Therapy with Bortenat is associated with a risk of developing systemic adverse reactions requiring timely management by the treating medical staff:

• 🟢 Hematological Toxicity (Very Common): Reversible thrombocytopenia (decreased platelet count), anemia, neutropenia, which increase the risks of bleeding and infections.
• 🟡 Neurological Disorders: Peripheral neuropathy (defined as numbness, tingling, burning in the hands and feet), headache, paresthesia.
• 🟡 Gastrointestinal Tract: Decreased appetite, nausea, vomiting, diarrhea or constipation, abdominal pain.
• 🟠 General Symptoms: Increased body temperature (pyrexia), marked general weakness, fatigue, dehydration, muscle pain (myalgia).
• ⚠️ Urgent Medical Attention: Upon occurrence of progressive dyspnea, dry cough, pronounced limb numbness, or severe swelling of the face and legs, an immediate medical evaluation must be performed.

Exceeding the calculated dosages of bortezomib poses a direct threat to life and is characterized by acute systemic toxicity:

• Main Manifestations: Acute overdose (exceeding the dose by 2 times or more) leads to a sudden critical drop in blood pressure (severe hypotension) and the development of profound thrombocytopenia with a risk of internal bleeding.
• First Aid: Immediate discontinuation of solution administration, continuous monitoring of the body's vital functions.
• Treatment: No specific antidote exists. Intensive supportive therapy is provided: intravenous administration of fluids to stabilize blood pressure, prescription of vasopressors, blood parameter monitoring, and blood transfusions if needed.

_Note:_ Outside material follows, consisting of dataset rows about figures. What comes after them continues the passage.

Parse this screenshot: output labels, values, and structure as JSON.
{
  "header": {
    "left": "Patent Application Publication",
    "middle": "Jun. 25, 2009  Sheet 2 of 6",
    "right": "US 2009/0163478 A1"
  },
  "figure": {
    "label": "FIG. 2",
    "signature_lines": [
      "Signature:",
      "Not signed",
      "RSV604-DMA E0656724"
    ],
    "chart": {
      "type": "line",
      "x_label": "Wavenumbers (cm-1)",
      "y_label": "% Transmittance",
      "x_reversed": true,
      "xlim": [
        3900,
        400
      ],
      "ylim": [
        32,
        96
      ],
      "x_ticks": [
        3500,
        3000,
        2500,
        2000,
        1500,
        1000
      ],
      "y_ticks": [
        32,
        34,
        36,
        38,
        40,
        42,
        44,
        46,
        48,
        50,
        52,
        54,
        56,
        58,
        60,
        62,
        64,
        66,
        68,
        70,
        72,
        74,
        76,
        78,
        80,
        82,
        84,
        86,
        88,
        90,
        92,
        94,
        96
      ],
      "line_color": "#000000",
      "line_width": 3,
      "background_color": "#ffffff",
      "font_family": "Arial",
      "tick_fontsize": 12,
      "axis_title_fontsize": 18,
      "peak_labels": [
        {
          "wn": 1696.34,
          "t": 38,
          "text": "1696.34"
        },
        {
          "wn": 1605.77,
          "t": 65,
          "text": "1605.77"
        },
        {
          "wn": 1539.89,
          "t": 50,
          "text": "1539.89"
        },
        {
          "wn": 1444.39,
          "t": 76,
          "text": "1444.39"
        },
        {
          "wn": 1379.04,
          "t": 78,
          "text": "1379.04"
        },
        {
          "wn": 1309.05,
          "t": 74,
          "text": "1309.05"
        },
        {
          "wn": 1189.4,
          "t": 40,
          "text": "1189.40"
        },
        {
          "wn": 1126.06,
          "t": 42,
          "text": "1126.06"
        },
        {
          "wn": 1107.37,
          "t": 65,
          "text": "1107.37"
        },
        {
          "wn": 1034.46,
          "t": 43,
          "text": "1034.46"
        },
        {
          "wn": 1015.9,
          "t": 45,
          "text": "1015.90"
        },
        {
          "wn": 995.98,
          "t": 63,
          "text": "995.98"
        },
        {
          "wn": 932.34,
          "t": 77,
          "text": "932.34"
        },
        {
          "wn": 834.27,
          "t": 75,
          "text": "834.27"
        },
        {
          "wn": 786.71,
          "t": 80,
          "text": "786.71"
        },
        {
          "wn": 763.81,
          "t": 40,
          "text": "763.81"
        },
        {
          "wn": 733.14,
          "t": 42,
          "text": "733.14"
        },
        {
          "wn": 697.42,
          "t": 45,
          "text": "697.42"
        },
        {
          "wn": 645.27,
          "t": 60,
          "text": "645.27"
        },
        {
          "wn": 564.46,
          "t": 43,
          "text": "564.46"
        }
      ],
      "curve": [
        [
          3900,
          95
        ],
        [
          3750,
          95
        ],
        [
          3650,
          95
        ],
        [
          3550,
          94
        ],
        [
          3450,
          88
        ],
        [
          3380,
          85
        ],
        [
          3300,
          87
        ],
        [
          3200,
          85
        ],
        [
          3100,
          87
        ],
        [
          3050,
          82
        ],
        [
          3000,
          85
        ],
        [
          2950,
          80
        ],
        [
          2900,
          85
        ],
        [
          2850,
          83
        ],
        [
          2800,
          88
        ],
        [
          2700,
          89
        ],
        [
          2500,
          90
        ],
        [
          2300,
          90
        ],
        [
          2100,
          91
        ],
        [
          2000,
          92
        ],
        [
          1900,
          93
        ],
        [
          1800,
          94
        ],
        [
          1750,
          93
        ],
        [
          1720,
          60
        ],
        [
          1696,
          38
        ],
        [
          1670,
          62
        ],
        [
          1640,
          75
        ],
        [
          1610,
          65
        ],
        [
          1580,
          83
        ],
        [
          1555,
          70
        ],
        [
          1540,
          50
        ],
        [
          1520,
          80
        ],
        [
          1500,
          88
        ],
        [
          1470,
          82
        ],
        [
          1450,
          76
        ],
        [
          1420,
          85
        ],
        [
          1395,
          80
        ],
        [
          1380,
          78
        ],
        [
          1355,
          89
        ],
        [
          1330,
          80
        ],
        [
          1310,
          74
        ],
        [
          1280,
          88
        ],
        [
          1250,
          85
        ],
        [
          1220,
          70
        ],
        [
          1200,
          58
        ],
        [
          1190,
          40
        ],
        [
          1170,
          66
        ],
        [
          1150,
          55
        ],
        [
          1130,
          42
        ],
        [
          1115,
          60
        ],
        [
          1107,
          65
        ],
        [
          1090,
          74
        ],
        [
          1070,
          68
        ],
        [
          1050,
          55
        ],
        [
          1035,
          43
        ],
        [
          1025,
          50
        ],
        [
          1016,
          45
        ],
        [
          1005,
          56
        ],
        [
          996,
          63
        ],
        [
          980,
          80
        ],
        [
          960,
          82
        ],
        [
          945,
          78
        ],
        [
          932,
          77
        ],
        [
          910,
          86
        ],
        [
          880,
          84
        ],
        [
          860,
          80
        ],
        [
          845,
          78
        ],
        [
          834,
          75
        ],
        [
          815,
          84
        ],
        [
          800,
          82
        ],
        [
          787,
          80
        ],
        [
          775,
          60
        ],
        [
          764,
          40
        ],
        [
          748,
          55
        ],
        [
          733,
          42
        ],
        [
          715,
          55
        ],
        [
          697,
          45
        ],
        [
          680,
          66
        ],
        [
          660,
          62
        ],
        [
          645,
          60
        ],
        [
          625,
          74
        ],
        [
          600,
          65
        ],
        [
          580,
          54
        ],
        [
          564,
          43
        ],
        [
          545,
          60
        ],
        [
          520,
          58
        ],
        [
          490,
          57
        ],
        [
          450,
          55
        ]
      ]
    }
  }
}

Adherence to the regulated storage conditions of the lyophilized powder guarantees the preservation of its chemical stability:

• 🌡️ Temperature Regimen: Store in the original package in a dry, light-protected place at a temperature strictly not exceeding 30°C. Freezing of vials is prohibited.
• 📦 Environmental Protection: The vial must be kept inside the factory cardboard pack to prevent destructive effects of ultraviolet radiation.
• 👶 Accessibility: The medicinal product must be stored in a secure, locked cabinet, completely excluding access by children or pets.
• ⏳ Use of Reconstituted Solution: The factory vial contains 3.5 mg of lyophilizate for single use. The prepared solution is chemically stable for 8 hours at a temperature up to 25°C, but it is recommended to be administered immediately after reconstitution.